I nod and put my head back in my hands.

"Okay, you like her obviously, but does she feel the same way about you?"

I think about that for a while.

I know it's wrong, but every part of me wishes she felt the same as I do. I want her to think about me as much as I think about her, I want her to get as nervous around me and I do around her. I want things to be mutual between us but I know they aren't. I know this is all on me.

"No, she doesn't feel the same way I do." I say sounded like my parents just told me my puppy went to go live on a farm with grandma.

"How do you know she doesn't feel the same? I mean this is kind of an odd circumstance how do you know she isn't just trying to hide her feelings for you?" Andre sounds sure that it's a mistake but I know it's not.

"She told me she has no romantic feelings for me what so ever." I whisper trying to keep my voice steady.

"I'm her favorite teacher, and I'm even one of her friends, but that's all I am to her." I clench my eyes shut, somehow my body is already trying to produce more tears.

"I know you don't want to hear this Tori, but that's a good thing. I mean it's not good that the person you like doesn't like you back, but it's good that she doesn't have feelings for you too; it makes it easier to move on."

"Yeah but how do you move on from someone you didn't even date Andre? This is only a crush and I feel like I did when my first boyfriend broke up with me." I say getting up to get tissue.

"Right, well I was thinking maybe Jade isn't the whole reason you feel like this. I know you like her a lot and I'm not going to tear that down. But as long as I've known you, you've only ever liked men and you've only ever dated men. You didn't even have an experimental phase in college like every other girl, maybe this is it. Maybe you wanna experiment and Jade just happens to be the first girl to catch your eye." Andre says trying his hardest to not upset me.

"Girls in college get drunk and make out with other girls when they want to experiment, not develop actual feelings for another girl." I say dismissing the idea.

"Hold on just listen okay? You remember Stacy Porter?"

"The cheerleader we went to high school with?" I ask confused.

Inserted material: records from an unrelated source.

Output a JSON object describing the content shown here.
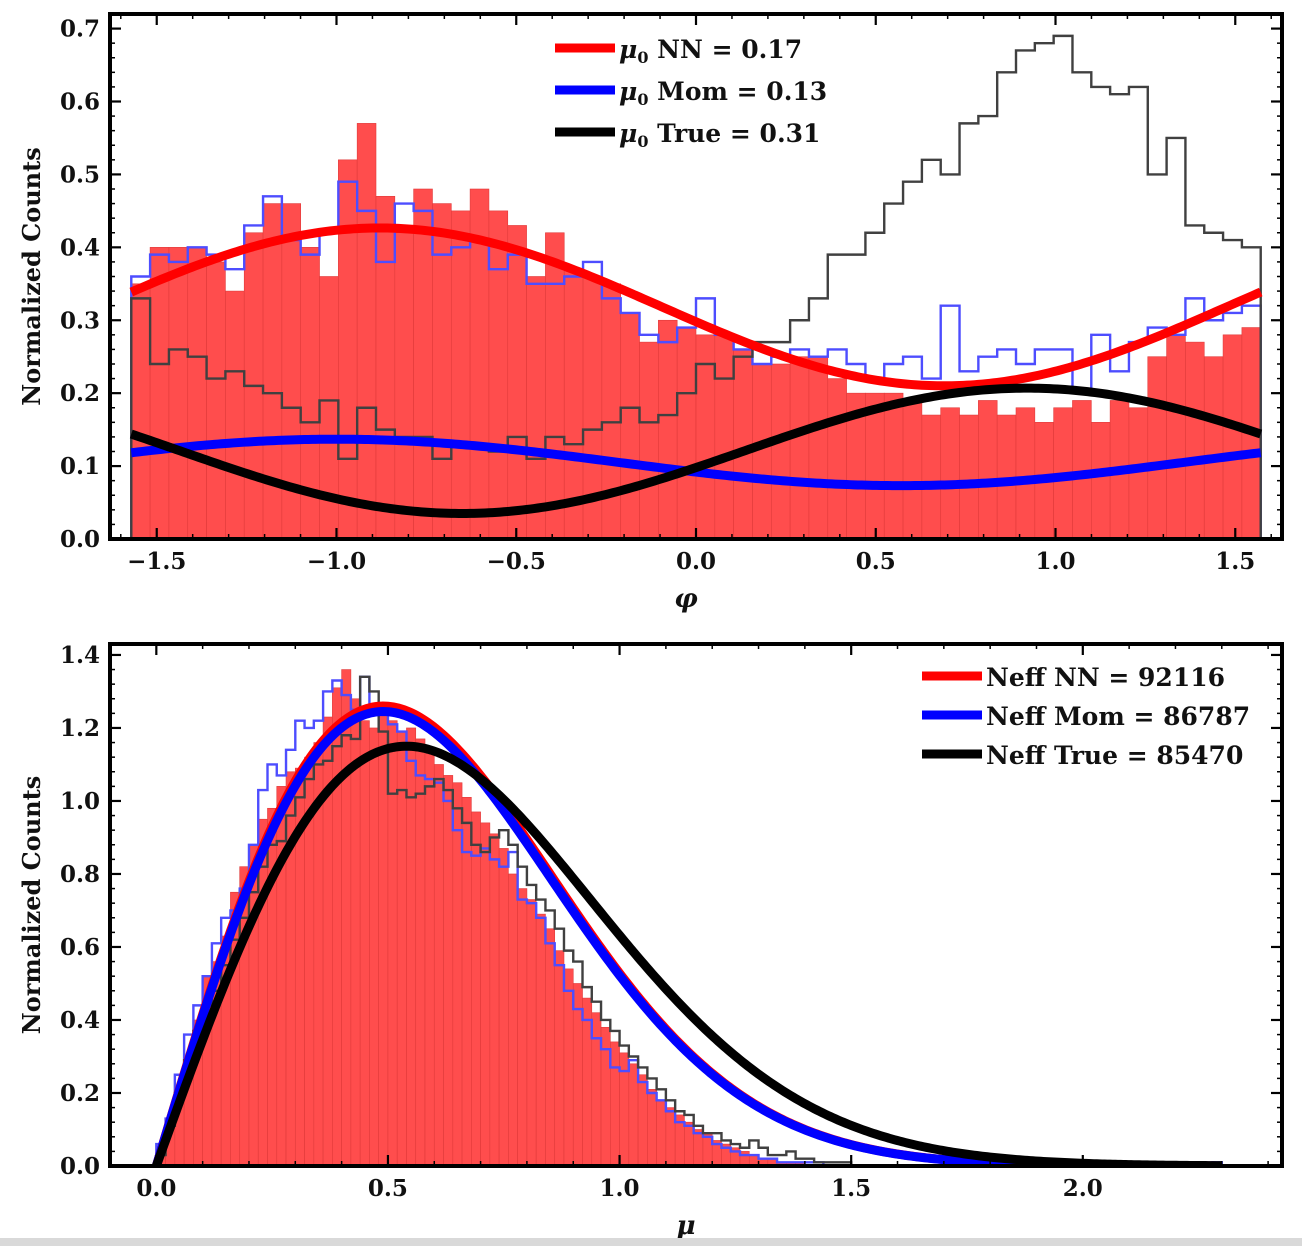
{
  "chart_data": [
    {
      "type": "bar",
      "title": "",
      "xlabel": "φ",
      "ylabel": "Normalized Counts",
      "xlim": [
        -1.63,
        1.63
      ],
      "ylim": [
        0.0,
        0.72
      ],
      "xticks": [
        -1.5,
        -1.0,
        -0.5,
        0.0,
        0.5,
        1.0,
        1.5
      ],
      "xtick_labels": [
        "−1.5",
        "−1.0",
        "−0.5",
        "0.0",
        "0.5",
        "1.0",
        "1.5"
      ],
      "yticks": [
        0.0,
        0.1,
        0.2,
        0.3,
        0.4,
        0.5,
        0.6,
        0.7
      ],
      "ytick_labels": [
        "0.0",
        "0.1",
        "0.2",
        "0.3",
        "0.4",
        "0.5",
        "0.6",
        "0.7"
      ],
      "legend_position": "top-center",
      "bins": {
        "start": -1.5708,
        "end": 1.5708,
        "count": 60,
        "series": [
          {
            "name": "NN",
            "style": "filled",
            "color": "#ff4d4d",
            "values": [
              0.35,
              0.4,
              0.4,
              0.4,
              0.38,
              0.34,
              0.42,
              0.46,
              0.46,
              0.4,
              0.36,
              0.52,
              0.57,
              0.47,
              0.42,
              0.48,
              0.46,
              0.45,
              0.48,
              0.45,
              0.43,
              0.36,
              0.42,
              0.37,
              0.36,
              0.35,
              0.31,
              0.27,
              0.3,
              0.29,
              0.28,
              0.28,
              0.26,
              0.24,
              0.24,
              0.25,
              0.25,
              0.22,
              0.2,
              0.2,
              0.2,
              0.19,
              0.17,
              0.18,
              0.17,
              0.19,
              0.17,
              0.18,
              0.16,
              0.18,
              0.19,
              0.16,
              0.19,
              0.18,
              0.25,
              0.28,
              0.27,
              0.25,
              0.28,
              0.29
            ]
          },
          {
            "name": "Mom",
            "style": "step",
            "color": "#4d4dff",
            "values": [
              0.36,
              0.39,
              0.38,
              0.4,
              0.39,
              0.37,
              0.43,
              0.47,
              0.41,
              0.39,
              0.42,
              0.49,
              0.45,
              0.38,
              0.46,
              0.45,
              0.39,
              0.4,
              0.41,
              0.37,
              0.39,
              0.35,
              0.35,
              0.36,
              0.38,
              0.33,
              0.31,
              0.28,
              0.27,
              0.29,
              0.33,
              0.28,
              0.26,
              0.24,
              0.25,
              0.26,
              0.25,
              0.26,
              0.24,
              0.22,
              0.24,
              0.25,
              0.22,
              0.32,
              0.23,
              0.25,
              0.26,
              0.24,
              0.26,
              0.26,
              0.2,
              0.28,
              0.23,
              0.27,
              0.29,
              0.28,
              0.33,
              0.3,
              0.31,
              0.32
            ]
          },
          {
            "name": "True",
            "style": "step",
            "color": "#404040",
            "values": [
              0.33,
              0.24,
              0.26,
              0.25,
              0.22,
              0.23,
              0.21,
              0.2,
              0.18,
              0.16,
              0.19,
              0.11,
              0.18,
              0.15,
              0.14,
              0.14,
              0.11,
              0.13,
              0.13,
              0.12,
              0.14,
              0.11,
              0.14,
              0.13,
              0.15,
              0.16,
              0.18,
              0.16,
              0.17,
              0.2,
              0.24,
              0.22,
              0.25,
              0.27,
              0.27,
              0.3,
              0.33,
              0.39,
              0.39,
              0.42,
              0.46,
              0.49,
              0.52,
              0.5,
              0.57,
              0.58,
              0.64,
              0.67,
              0.68,
              0.69,
              0.64,
              0.62,
              0.61,
              0.62,
              0.5,
              0.55,
              0.43,
              0.42,
              0.41,
              0.4
            ]
          }
        ]
      },
      "curves": [
        {
          "name": "μ₀ NN = 0.17",
          "label_math": "μ0",
          "label_rest": "NN = 0.17",
          "color": "#ff0000",
          "mean": 1.0,
          "amplitude": 0.34,
          "peak_at": -0.88
        },
        {
          "name": "μ₀ Mom = 0.13",
          "label_math": "μ0",
          "label_rest": "Mom = 0.13",
          "color": "#0000ff",
          "mean": 0.33,
          "amplitude": 0.1,
          "peak_at": -1.0
        },
        {
          "name": "μ₀ True = 0.31",
          "label_math": "μ0",
          "label_rest": "True = 0.31",
          "color": "#000000",
          "mean": 0.38,
          "amplitude": -0.27,
          "peak_at": -0.65
        }
      ]
    },
    {
      "type": "bar",
      "title": "",
      "xlabel": "μ",
      "ylabel": "Normalized Counts",
      "xlim": [
        -0.1,
        2.43
      ],
      "ylim": [
        0.0,
        1.43
      ],
      "xticks": [
        0.0,
        0.5,
        1.0,
        1.5,
        2.0
      ],
      "xtick_labels": [
        "0.0",
        "0.5",
        "1.0",
        "1.5",
        "2.0"
      ],
      "yticks": [
        0.0,
        0.2,
        0.4,
        0.6,
        0.8,
        1.0,
        1.2,
        1.4
      ],
      "ytick_labels": [
        "0.0",
        "0.2",
        "0.4",
        "0.6",
        "0.8",
        "1.0",
        "1.2",
        "1.4"
      ],
      "legend_position": "top-right",
      "bins": {
        "start": 0.0,
        "width": 0.02,
        "count": 115,
        "series": [
          {
            "name": "NN",
            "style": "filled",
            "color": "#ff4d4d",
            "values": [
              0.04,
              0.13,
              0.21,
              0.3,
              0.4,
              0.52,
              0.56,
              0.63,
              0.75,
              0.82,
              0.88,
              0.95,
              0.98,
              1.04,
              1.08,
              1.09,
              1.12,
              1.16,
              1.23,
              1.31,
              1.36,
              1.28,
              1.22,
              1.2,
              1.25,
              1.22,
              1.19,
              1.2,
              1.17,
              1.13,
              1.1,
              1.07,
              1.05,
              1.01,
              0.97,
              0.94,
              0.91,
              0.87,
              0.8,
              0.76,
              0.73,
              0.69,
              0.65,
              0.59,
              0.54,
              0.5,
              0.46,
              0.42,
              0.38,
              0.34,
              0.31,
              0.28,
              0.25,
              0.21,
              0.18,
              0.16,
              0.14,
              0.12,
              0.1,
              0.09,
              0.07,
              0.06,
              0.05,
              0.04,
              0.03,
              0.02,
              0.02,
              0.01,
              0.01,
              0.01,
              0.0,
              0.0,
              0.0,
              0.0,
              0.0,
              0.0,
              0.0,
              0.0,
              0.0,
              0.0,
              0.0,
              0.0,
              0.0,
              0.0,
              0.0,
              0.0,
              0.0,
              0.0,
              0.0,
              0.0,
              0.0,
              0.0,
              0.0,
              0.0,
              0.0,
              0.0,
              0.0,
              0.0,
              0.0,
              0.0,
              0.0,
              0.0,
              0.0,
              0.0,
              0.0,
              0.0,
              0.0,
              0.0,
              0.0,
              0.0,
              0.0,
              0.0,
              0.0,
              0.0,
              0.0
            ]
          },
          {
            "name": "Mom",
            "style": "step",
            "color": "#4d4dff",
            "values": [
              0.06,
              0.13,
              0.25,
              0.36,
              0.44,
              0.52,
              0.61,
              0.68,
              0.7,
              0.76,
              0.88,
              1.03,
              1.1,
              1.07,
              1.14,
              1.22,
              1.2,
              1.22,
              1.3,
              1.33,
              1.29,
              1.25,
              1.34,
              1.24,
              1.24,
              1.21,
              1.19,
              1.11,
              1.07,
              1.06,
              1.05,
              1.0,
              0.92,
              0.86,
              0.85,
              0.87,
              0.84,
              0.82,
              0.86,
              0.73,
              0.72,
              0.68,
              0.61,
              0.55,
              0.48,
              0.43,
              0.4,
              0.35,
              0.32,
              0.27,
              0.26,
              0.29,
              0.23,
              0.2,
              0.18,
              0.15,
              0.12,
              0.11,
              0.09,
              0.08,
              0.06,
              0.05,
              0.04,
              0.03,
              0.03,
              0.02,
              0.02,
              0.01,
              0.01,
              0.01,
              0.01,
              0.01,
              0.0,
              0.0,
              0.0,
              0.0,
              0.0,
              0.0,
              0.0,
              0.0,
              0.0,
              0.0,
              0.0,
              0.0,
              0.0,
              0.0,
              0.0,
              0.0,
              0.0,
              0.0,
              0.0,
              0.0,
              0.0,
              0.0,
              0.0,
              0.0,
              0.0,
              0.0,
              0.0,
              0.0,
              0.0,
              0.0,
              0.0,
              0.0,
              0.0,
              0.0,
              0.0,
              0.0,
              0.0,
              0.0,
              0.0,
              0.0,
              0.0,
              0.0,
              0.01
            ]
          },
          {
            "name": "True",
            "style": "step",
            "color": "#404040",
            "values": [
              0.03,
              0.11,
              0.2,
              0.29,
              0.37,
              0.4,
              0.48,
              0.55,
              0.62,
              0.68,
              0.75,
              0.82,
              0.88,
              0.89,
              0.96,
              1.01,
              1.06,
              1.1,
              1.11,
              1.15,
              1.18,
              1.17,
              1.34,
              1.3,
              1.19,
              1.02,
              1.03,
              1.01,
              1.02,
              1.04,
              1.06,
              1.03,
              0.98,
              0.94,
              0.88,
              0.86,
              0.9,
              0.92,
              0.88,
              0.82,
              0.77,
              0.73,
              0.7,
              0.65,
              0.59,
              0.56,
              0.49,
              0.45,
              0.4,
              0.37,
              0.33,
              0.3,
              0.27,
              0.24,
              0.21,
              0.18,
              0.15,
              0.14,
              0.11,
              0.09,
              0.09,
              0.07,
              0.06,
              0.05,
              0.07,
              0.05,
              0.03,
              0.03,
              0.04,
              0.02,
              0.02,
              0.01,
              0.01,
              0.01,
              0.01,
              0.0,
              0.0,
              0.0,
              0.0,
              0.0,
              0.0,
              0.0,
              0.0,
              0.0,
              0.0,
              0.0,
              0.0,
              0.0,
              0.0,
              0.0,
              0.0,
              0.0,
              0.0,
              0.0,
              0.0,
              0.0,
              0.0,
              0.0,
              0.0,
              0.0,
              0.0,
              0.0,
              0.0,
              0.0,
              0.0,
              0.0,
              0.0,
              0.0,
              0.0,
              0.0,
              0.0,
              0.0,
              0.0,
              0.0,
              0.0
            ]
          }
        ]
      },
      "curves": [
        {
          "name": "Neff NN = 92116",
          "color": "#ff0000",
          "peak_x": 0.49,
          "peak_y": 1.26
        },
        {
          "name": "Neff Mom = 86787",
          "color": "#0000ff",
          "peak_x": 0.49,
          "peak_y": 1.245
        },
        {
          "name": "Neff True = 85470",
          "color": "#000000",
          "peak_x": 0.54,
          "peak_y": 1.15
        }
      ]
    }
  ]
}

"Yeah, okay you remember she dated that tool Ben every year of high school and everyone thought they would get married?"

I nod for Andre to continue.

"Okay well guess what? She just married Alicia Stevens!"

"Wait, didn't they hate each other in high school?"

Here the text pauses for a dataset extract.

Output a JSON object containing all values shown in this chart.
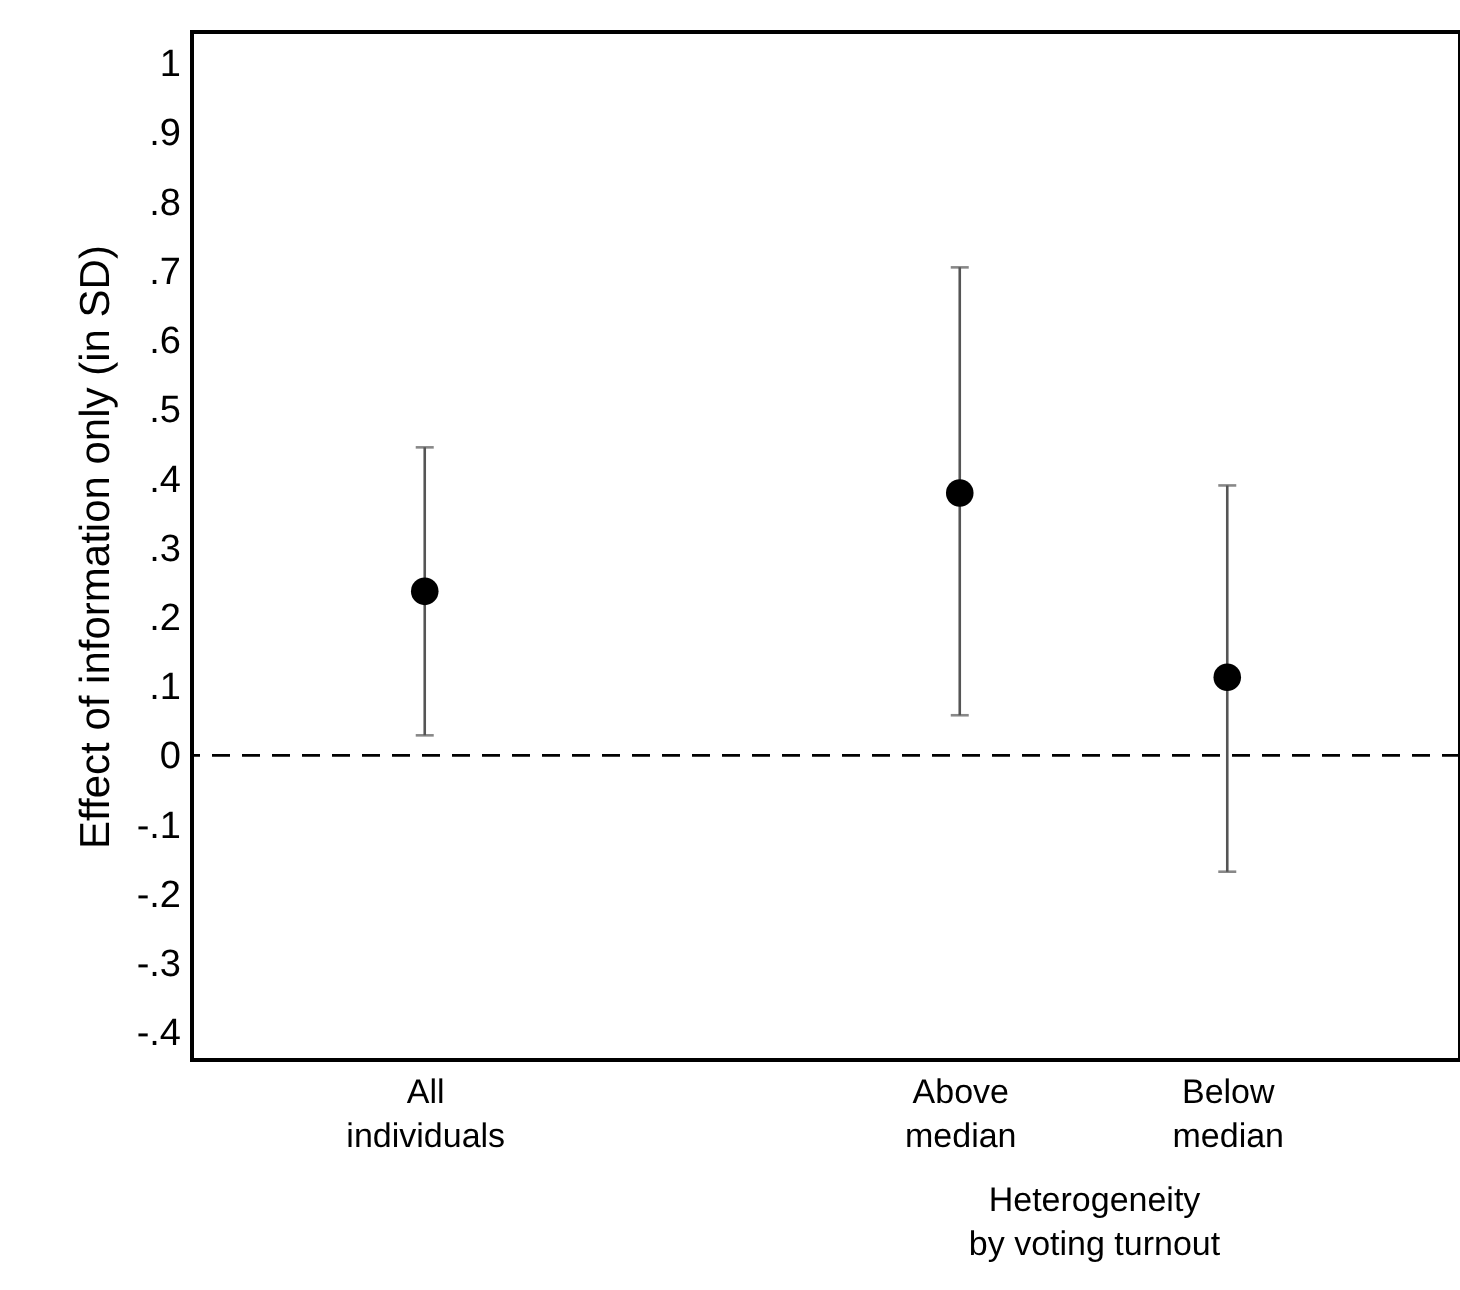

"Yeah but it was probably from all those repressed feelings! What I'm trying to say is it's never too late to figure out that you might not be completely straight. And whether you just need to experiment, or if liking girls is your new thing I think figuring that out will help with this Jade situation." Andre says sounding excited.

"So you think I should experiment with other women to see if Jade is just me experimenting or not?" I say completely skeptical of this plan

"Exactly!" Andre shouts, extremely proud of himself.

"Okay, but what if I do experiment and I realize that I do actually like girls. That this crush on Jade isn't me needing a girl to experiment with or being confused about me sexuality, but me actually liking girls and liking Jade for real?"

"I haven't figure that part out yet, but we'll worry about it if it happens. But for now, go get ready." Andre says standing up.

"For what?" I ask confused as hell.

Andre claps his hands together and smiles "It's ladies' night."